Researchers looking at ways to increase uptake of treatment programs for children with obesity
U of A experts provide recommendations targeted to the 62 per cent of families who don’t act on referrals to attend weight management clinics in Canada.
By LESLEY YOUNG
New research by University of Alberta researchers shows that 62 per cent of Canadian families with children who have a high degree of obesity are not enrolling them in treatment after being referred by a family doctor.
“This is especially troubling since, compared with the United States, Canada has a structured process for families to enrol in multi-disciplinary weight management clinics—which is the most effective treatment approach for children with obesity,” said Arnaldo Perez Garcia, who recently received his PhD through the U of A’s Department of Pediatrics and is the lead author of the study published in The Journal of Pediatrics last month.
“The goal of our research wasn’t just to confirm the the critical gap in accessing care that exists, but to examine whether there were factors that could be changed to boost enrolment for families,” added Geoff Ball, a professor of pediatrics who is also the AHS Research Chair in Obesity Research and the director of the Pediatric Centre for Weight and Health at Stollery Children’s Hospital.
Among the key recommendations from a second qualitative study they conducted, published earlier this year in The Journal of Pediatrics, were to simplify the enrolment process for parents, and provide them with more knowledge about the services offered and the effectiveness rates of multidisciplinary clinics.
“Enrollment processes can be long and are designed to inform parents rather than motivate,” explained Perez Garcia. For example, parents indicated that they really wanted more information about what the clinics do and their potential effectiveness.
“What we’ve learned is that if family physicians provide more than just a name and number of a program, but also instil confidence in a pediatric weight management clinic’s potential effectiveness, it leads to empowered decision making by families,” explained Ball.
He added that at the Stollery clinic, they’ve made efforts to better inform referring physicians about their services.
“Because of what we learned through our research, we’ve also expanded beyond referring physicians to include Nurse Practitioners and Public Health Nurses, including all 22 Edmonton-area health units” he said.

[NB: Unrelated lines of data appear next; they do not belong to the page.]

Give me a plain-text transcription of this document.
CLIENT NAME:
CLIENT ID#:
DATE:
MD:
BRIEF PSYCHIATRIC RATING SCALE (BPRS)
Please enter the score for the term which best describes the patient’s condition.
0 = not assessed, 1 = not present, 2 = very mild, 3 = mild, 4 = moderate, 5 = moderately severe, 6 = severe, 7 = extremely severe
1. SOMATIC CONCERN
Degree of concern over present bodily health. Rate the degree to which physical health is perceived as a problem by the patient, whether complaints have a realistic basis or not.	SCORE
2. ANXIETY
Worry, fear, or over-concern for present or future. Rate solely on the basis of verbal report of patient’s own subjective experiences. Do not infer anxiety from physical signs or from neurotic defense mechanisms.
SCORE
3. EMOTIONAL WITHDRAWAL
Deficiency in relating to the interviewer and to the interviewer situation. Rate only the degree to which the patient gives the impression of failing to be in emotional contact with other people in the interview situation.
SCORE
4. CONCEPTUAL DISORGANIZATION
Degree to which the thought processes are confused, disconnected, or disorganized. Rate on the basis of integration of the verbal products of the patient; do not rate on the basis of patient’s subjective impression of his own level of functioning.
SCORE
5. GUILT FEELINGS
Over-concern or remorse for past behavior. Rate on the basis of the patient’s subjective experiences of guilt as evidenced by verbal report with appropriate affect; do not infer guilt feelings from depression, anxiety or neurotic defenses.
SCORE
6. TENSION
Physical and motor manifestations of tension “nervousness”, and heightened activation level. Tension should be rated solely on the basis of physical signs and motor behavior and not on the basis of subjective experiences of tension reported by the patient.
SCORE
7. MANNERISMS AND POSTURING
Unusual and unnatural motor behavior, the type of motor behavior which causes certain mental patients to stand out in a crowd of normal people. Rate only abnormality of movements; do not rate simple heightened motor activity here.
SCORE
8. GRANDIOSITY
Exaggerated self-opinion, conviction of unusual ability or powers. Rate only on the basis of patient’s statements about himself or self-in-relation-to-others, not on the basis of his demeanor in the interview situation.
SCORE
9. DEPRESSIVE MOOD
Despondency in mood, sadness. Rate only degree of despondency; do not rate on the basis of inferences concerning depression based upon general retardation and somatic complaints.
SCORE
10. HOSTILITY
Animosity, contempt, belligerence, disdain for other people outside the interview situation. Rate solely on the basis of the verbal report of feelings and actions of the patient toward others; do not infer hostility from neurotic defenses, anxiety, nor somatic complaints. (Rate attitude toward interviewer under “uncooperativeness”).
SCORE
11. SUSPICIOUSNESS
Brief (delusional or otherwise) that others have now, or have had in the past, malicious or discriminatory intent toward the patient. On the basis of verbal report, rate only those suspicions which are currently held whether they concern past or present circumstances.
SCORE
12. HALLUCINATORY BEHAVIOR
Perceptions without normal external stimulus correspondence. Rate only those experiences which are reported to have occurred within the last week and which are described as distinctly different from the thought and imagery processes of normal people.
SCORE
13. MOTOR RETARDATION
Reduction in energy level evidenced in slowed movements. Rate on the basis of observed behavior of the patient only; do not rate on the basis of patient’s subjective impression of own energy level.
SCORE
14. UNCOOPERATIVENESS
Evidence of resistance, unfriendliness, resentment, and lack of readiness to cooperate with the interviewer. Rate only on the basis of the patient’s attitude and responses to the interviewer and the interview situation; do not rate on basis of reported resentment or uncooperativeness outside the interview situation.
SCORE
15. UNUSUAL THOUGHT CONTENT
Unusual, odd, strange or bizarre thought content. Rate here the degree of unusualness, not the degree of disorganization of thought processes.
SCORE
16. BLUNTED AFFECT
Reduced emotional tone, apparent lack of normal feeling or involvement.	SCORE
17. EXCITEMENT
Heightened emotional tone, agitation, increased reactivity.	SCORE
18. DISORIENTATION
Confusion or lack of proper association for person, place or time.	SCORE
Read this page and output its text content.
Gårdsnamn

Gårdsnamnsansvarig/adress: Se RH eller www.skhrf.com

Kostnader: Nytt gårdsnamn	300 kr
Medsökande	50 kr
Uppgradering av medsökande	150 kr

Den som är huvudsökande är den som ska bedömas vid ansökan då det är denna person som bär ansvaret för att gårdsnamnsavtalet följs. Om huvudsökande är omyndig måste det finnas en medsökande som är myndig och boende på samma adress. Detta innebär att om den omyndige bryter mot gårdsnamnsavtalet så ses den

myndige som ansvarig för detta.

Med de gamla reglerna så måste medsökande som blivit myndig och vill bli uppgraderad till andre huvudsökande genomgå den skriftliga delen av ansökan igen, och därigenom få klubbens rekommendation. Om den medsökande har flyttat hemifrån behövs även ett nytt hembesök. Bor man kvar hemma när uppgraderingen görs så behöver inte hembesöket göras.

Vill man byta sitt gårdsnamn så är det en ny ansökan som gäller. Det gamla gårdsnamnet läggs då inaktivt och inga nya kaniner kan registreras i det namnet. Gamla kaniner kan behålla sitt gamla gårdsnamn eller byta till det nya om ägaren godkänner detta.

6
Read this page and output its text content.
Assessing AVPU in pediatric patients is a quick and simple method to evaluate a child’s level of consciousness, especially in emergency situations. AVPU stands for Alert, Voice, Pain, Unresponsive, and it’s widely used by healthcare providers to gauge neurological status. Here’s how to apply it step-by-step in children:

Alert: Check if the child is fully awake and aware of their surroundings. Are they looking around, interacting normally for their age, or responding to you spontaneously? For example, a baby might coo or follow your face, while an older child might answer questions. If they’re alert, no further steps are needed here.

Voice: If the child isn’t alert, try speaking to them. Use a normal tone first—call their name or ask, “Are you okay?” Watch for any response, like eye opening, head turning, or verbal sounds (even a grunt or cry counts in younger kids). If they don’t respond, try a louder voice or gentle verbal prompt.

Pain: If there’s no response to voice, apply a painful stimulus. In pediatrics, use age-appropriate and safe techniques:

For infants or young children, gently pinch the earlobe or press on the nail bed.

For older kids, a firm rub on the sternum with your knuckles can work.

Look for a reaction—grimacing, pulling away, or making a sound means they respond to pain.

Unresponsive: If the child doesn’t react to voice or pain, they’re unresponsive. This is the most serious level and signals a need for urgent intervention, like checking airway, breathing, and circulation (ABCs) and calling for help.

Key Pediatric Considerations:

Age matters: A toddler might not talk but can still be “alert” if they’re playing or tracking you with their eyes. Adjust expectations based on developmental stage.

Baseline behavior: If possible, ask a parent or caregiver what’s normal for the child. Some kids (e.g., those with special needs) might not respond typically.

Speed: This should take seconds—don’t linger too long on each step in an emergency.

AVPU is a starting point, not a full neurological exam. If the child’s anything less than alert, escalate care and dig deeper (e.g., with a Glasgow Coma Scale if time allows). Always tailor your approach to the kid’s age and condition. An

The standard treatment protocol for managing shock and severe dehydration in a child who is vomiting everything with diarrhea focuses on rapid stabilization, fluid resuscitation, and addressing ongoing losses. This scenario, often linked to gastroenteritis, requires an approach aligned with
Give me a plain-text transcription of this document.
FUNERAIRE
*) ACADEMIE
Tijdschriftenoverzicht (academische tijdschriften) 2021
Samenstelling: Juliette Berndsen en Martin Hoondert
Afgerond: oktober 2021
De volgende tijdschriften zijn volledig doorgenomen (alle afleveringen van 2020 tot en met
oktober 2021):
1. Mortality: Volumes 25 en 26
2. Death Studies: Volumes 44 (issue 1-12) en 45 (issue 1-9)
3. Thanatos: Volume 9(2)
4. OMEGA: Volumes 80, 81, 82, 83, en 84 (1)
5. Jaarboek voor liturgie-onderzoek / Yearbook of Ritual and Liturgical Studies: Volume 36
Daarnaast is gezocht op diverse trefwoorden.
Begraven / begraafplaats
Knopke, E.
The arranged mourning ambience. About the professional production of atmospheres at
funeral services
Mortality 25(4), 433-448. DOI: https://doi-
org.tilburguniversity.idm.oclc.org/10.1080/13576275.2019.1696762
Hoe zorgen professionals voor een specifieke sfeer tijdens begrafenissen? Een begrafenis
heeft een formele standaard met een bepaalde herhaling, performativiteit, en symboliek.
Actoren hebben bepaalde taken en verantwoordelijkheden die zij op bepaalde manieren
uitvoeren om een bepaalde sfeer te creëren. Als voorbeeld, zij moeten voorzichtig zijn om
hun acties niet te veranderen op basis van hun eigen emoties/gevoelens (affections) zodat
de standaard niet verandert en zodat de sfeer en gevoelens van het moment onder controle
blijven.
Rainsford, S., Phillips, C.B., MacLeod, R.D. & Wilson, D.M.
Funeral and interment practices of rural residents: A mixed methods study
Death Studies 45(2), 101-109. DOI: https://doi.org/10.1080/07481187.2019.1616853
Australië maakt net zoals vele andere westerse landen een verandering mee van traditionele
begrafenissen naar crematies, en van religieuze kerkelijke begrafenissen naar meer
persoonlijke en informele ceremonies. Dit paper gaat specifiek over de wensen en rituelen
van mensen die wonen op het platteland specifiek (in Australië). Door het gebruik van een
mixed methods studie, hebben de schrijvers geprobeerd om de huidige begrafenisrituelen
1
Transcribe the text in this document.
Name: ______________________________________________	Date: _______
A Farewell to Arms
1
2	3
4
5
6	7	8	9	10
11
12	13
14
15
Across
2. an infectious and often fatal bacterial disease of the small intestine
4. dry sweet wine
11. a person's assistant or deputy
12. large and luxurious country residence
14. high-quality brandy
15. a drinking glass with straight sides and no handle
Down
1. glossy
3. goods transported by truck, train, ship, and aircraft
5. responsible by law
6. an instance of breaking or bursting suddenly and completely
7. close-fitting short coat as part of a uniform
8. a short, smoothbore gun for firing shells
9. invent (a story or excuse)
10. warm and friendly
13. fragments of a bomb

Other recommendations that were adopted by the clinics participating in the study—the Pediatric Centre for Weight and Health (Edmonton, Alberta), Center for Healthy Weights: Shapedown British Columbia (Vancouver, British Columbia), Growing Healthy Weight Management Program (Hamilton, Ontario), and HealthyWeight Clinic (Montreal, Quebec)—included offering flexible appointment times, making reminder phone calls for upcoming clinic appointments, and providing support for transportation, for example, passes for public transit.
“Another big issue is the time gap that occurs between when families are referred and when their appointment is booked,” noted Ball.
“There’s a national push in our health-care system to reduce waiting lists for numerous medical procedures, but there just isn’t urgency for weight management in kids, even though left untreated, obesity in children will have chronic, complex health consequences in adulthood that will contribute to higher health-care costs,” he added.
While self-referral was a desirable option among parents, Ball said the ability of clinics to handle higher patient volume as a result of implementing that strategy may be mixed.
Both studies, “Parent Recommendations to Enhance Enrollment in Multidisciplinary Clinical Care for Pediatric Weight Management” and “Predicting Enrollment in Multidisciplinary Clinical Care for Pediatric Weight Management,” were funded by grants from the Canadian Institutes of Health Research.